The Saskatchewan Federation of Labour says Bill 5, Saskatchewan's essential services law, and Bill 6, which involves changes to the former Trade Union Act, are in violation of the Charter of Rights and Freedoms.
The essential services law restricts which public sector workers can walk off the job during a strike.
The Saskatchewan government says it's similar to laws in effect in other provinces and will be used to ensure public safety during labour disruptions. However, unions say the law makes it possible to declare so many employees "essential" that it undercuts their ability to bargain collectively.
Unions also say the Trade Union Act changes make it tougher to form unions in the first place, by raising the threshold of voting workers required to get a certification vote and by eliminating automatic certification in cases where 50 per cent of workers sign union cards in favour of secret ballot votes in all cases where the threshold is met.
The province says the changes make the laws more democratic and ensure public safety.

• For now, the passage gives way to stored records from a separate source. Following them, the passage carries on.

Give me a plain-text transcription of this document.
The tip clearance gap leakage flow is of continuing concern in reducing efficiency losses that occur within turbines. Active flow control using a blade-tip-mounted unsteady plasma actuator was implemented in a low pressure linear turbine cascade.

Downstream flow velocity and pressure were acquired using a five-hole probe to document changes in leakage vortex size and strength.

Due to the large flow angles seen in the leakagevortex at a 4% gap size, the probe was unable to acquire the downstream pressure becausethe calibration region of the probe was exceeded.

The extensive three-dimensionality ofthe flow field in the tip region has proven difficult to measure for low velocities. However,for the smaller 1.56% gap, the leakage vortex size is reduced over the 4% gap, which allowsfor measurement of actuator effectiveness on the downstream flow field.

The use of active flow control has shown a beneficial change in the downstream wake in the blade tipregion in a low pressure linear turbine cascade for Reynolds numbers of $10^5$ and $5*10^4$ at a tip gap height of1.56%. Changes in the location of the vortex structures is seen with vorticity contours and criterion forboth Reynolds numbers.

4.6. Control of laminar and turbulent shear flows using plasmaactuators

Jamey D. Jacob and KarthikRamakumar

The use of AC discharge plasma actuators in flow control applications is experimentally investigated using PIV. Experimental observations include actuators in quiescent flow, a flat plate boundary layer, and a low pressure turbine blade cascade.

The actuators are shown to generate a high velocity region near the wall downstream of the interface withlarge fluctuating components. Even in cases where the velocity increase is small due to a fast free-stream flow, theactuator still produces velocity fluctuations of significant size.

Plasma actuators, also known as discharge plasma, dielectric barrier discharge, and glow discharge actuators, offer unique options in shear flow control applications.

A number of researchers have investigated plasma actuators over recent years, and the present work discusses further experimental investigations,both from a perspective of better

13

The unions had a partial victory at the Court of Queen's Bench level when a judge ruled in their favour on essential services, but the Appeal Court of Saskatchewan reversed that and dismissed both their cases.
The Supreme Court of Canada is expected to hear arguments for and against why the right to strike should be enshrined as a Charter-protected right.
In addition to the Saskatchewan participants in the case, labour groups, provincial governments and businesses from across Canada are intervening in today's proceedings.